Mutterseelenallein trat sie aus dem Schloss. Keine Menschenseele war zu sehen, es herrschte Totenstille. Sie sprang anmutig auf ihre schneeweiße Stute und ritt ins Abenteuer hinein. Sie überquerte die Bergkette südöstlich des schlummernden Sees, ohne jegliche Rast und Ruh, bis sie in weiter Ferne die Baumwipfel des geheimnisvollen Zauberwaldes erkennen konnte. Mit frischem Mut gab sie dem Ross die Sporen und ritt in wildem Galopp, mit wehendem goldenem Haar, dem nun so nahen Ziel entgegen. Mit einem Strahlen in den Augen und einem breiten Lächeln im wunderschönen Gesicht näherte sie sich dem Zauberwald. Plötzlich wich ihr jedoch schlagartig alle Farbe aus dem Gesicht. Der Anblick, welcher sich ihr bot, war schauerlich. Soweit das Auge reichte, erstreckte sich ein furchteinflößendes Schlachtfeld von unzähligen toten Pflanzen, Blutflecken und in der Eile liegengelassenen Utensilien der Sucher. Das Bächlein plätscherte nicht mehr, wie einst, klar und munter, sondern lag trüb und dickflüssig da. Ein beißender Geruch ging von ihm aus und Fischkadaver schwammen auf seiner Oberfläche. Dort wo seinerzeit noch mystische Felsen aus dem Boden geragt hatten, waren bloß noch tote, beklemmende Löcher im Waldboden. Gewaltsam entwurzelte Bäume versperrten den Weg, von blumigen Wiesen war lediglich brauner Schlamm übrig, ganze Seen waren ausgetrocknet und wirkten nun düster und bedrohlich, wie leere Augenhöhlen. Jeglicher Zauber, der hier einmal geherrscht hatte, war zerstört.

Mit Schrecken erkannte die Prinzessin, welch fürchterliche Auswirkungen ihre maßlose Habgier auf den Wald und somit auch dessen Bewohner gehabt hatte. Ihre vor Schreck weit geöffneten Augen begannen sich mit Tränen zu füllen und schon lief ihr eine nach der anderen über die Wange. Sie weinte bitterlich und bereute ihre Taten. Nach einiger Zeit bemerkte sie durch ihren Tränenschleier ein kleines grünes Pflänzchen, das aus dem Erdboden gesprossen war.

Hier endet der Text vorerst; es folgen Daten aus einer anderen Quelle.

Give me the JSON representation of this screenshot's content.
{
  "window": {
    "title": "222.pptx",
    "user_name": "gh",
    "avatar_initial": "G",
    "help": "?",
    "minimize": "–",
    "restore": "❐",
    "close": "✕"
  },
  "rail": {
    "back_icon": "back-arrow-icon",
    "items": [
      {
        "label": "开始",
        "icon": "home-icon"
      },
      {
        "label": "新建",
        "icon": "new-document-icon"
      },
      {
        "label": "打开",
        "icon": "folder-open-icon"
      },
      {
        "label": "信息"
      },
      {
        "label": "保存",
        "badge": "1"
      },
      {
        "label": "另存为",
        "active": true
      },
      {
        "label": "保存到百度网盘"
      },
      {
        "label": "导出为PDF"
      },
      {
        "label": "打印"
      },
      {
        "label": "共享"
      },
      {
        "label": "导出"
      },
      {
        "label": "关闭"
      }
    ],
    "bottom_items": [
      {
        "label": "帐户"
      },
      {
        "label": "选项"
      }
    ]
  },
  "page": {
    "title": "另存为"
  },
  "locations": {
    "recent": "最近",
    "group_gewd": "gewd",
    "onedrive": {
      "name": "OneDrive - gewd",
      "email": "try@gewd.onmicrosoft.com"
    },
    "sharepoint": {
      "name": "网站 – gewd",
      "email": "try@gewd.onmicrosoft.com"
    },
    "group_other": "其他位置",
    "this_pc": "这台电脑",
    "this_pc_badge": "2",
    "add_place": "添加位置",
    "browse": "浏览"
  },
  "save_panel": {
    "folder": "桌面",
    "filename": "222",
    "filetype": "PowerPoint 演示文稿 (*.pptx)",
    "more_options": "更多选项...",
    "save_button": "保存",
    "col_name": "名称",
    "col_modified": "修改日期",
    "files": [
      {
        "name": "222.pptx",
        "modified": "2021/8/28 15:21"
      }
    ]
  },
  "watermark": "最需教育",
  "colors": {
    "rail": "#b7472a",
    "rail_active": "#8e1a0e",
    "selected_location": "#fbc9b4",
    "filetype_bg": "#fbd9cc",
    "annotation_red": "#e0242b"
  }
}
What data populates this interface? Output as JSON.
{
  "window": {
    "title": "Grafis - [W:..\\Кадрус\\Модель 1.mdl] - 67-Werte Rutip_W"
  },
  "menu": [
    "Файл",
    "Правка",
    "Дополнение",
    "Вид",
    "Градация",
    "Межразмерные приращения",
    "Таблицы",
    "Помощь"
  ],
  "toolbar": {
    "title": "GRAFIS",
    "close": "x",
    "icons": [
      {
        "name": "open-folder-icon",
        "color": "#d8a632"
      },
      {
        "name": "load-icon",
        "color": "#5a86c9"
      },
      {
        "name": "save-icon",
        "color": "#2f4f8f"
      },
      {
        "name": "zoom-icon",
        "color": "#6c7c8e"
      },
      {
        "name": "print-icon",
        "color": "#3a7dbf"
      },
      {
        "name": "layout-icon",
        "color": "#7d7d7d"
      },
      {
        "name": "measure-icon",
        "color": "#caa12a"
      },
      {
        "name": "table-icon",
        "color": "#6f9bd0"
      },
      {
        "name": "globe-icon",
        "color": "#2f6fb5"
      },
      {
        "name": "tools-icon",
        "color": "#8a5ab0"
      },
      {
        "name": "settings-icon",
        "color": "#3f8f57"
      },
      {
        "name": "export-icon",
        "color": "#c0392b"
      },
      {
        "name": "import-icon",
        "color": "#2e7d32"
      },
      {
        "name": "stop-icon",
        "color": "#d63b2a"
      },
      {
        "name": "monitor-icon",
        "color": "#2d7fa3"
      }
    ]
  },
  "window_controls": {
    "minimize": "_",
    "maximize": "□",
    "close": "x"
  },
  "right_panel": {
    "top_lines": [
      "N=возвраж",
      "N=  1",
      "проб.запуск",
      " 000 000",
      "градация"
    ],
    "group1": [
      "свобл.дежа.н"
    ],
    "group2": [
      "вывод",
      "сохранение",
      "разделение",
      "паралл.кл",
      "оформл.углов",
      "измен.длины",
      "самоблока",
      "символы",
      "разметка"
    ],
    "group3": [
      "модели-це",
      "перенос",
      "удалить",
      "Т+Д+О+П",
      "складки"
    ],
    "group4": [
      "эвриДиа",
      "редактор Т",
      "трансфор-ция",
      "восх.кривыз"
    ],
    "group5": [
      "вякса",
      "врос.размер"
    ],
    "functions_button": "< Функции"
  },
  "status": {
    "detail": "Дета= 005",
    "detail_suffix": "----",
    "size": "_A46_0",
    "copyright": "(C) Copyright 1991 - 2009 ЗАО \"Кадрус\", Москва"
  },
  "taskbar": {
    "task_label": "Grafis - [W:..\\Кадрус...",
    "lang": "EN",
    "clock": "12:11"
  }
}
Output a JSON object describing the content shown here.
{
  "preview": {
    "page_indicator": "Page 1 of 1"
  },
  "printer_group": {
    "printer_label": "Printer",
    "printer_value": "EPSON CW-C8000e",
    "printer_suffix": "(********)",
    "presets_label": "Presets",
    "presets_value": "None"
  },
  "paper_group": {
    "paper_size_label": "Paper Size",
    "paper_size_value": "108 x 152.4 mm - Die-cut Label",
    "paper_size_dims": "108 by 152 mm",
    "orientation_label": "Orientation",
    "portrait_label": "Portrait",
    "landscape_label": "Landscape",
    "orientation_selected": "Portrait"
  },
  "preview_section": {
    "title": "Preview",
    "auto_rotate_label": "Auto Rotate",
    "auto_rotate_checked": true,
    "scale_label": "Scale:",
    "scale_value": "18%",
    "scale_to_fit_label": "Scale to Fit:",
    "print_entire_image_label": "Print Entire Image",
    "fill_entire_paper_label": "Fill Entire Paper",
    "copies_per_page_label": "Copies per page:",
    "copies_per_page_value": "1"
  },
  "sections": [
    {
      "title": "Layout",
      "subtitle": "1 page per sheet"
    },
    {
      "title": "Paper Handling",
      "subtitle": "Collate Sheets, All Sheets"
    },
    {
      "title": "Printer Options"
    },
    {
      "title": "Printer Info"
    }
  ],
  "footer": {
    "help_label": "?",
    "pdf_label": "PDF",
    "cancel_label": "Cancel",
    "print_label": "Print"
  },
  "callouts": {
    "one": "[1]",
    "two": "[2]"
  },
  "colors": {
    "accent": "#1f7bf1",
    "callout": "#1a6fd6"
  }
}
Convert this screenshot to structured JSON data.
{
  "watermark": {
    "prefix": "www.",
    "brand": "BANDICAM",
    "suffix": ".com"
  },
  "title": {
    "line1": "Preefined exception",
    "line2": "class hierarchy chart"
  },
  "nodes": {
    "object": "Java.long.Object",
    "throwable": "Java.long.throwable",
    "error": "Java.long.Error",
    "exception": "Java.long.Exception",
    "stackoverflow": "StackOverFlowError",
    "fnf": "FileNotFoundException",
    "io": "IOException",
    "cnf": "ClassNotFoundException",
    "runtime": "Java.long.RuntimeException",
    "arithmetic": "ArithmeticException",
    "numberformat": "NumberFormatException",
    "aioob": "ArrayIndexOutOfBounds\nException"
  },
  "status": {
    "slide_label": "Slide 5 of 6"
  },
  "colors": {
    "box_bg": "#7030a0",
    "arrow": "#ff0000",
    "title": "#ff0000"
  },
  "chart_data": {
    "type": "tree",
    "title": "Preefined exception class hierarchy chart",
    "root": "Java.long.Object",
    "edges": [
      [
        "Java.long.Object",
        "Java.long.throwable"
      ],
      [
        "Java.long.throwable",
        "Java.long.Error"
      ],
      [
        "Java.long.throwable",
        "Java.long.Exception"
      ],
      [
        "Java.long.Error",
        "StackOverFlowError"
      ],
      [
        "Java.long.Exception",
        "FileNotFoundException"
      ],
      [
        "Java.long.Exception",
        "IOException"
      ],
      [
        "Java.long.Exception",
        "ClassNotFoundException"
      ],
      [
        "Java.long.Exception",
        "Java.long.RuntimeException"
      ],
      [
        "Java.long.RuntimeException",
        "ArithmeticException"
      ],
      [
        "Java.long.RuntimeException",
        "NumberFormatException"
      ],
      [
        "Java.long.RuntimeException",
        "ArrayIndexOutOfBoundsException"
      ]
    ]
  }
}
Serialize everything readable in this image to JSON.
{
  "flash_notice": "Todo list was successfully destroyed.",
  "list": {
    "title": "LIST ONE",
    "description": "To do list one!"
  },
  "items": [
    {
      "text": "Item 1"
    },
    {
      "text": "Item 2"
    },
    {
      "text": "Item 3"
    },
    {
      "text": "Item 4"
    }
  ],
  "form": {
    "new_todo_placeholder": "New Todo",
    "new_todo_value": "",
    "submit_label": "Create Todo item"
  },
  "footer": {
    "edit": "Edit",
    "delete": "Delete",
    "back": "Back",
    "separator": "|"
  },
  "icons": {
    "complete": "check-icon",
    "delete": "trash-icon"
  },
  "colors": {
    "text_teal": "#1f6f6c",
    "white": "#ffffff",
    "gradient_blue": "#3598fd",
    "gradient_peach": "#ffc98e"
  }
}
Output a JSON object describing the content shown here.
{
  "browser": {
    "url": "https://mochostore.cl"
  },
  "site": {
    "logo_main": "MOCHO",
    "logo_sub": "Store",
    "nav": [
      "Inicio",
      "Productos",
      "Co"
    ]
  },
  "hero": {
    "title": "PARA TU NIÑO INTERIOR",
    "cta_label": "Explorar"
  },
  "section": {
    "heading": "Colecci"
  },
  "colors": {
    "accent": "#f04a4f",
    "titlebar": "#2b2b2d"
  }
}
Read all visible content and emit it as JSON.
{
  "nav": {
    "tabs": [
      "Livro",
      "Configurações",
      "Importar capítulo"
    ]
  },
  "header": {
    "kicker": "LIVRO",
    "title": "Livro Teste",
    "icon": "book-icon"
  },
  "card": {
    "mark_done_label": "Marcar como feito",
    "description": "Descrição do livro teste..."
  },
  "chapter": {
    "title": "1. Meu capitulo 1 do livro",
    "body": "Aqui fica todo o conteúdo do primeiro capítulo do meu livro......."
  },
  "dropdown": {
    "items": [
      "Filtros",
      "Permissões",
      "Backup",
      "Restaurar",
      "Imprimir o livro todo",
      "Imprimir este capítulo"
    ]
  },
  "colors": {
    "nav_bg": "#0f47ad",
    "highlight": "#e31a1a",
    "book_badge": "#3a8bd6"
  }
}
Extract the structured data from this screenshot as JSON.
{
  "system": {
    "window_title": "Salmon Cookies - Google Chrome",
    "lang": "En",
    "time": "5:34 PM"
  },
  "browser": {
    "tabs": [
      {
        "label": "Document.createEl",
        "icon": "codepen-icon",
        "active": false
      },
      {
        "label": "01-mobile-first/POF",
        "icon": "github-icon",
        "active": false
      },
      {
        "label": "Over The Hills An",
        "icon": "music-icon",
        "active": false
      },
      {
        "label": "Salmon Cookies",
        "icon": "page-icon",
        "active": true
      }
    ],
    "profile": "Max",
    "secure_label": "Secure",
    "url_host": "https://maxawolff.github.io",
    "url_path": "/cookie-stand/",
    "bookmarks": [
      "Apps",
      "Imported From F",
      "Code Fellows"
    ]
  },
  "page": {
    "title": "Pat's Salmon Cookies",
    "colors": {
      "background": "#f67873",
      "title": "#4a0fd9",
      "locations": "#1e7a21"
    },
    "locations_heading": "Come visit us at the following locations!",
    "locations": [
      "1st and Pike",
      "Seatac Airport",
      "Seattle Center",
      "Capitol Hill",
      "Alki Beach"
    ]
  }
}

Je genauer sie hinsah, desto mehr von ihnen waren ersichtlich und die Prinzessin erkannte, dass der Wald seit Abbruch der Suche begonnen hatte, sich zu erholen. Langsam versiegten die Tränen der Prinzessin und ein Hoffnungsschimmer glomm in ihren Augen auf. In Klarheit darüber, dass nicht irgendein prunkvolles Drachenei das Wertvollste war, sondern wahrlich die Natur selbst, kehrte sie gefasst zu ihrem Schloss zurück. Und wenn sie nicht gestorben ist, dann lebt sie noch heute.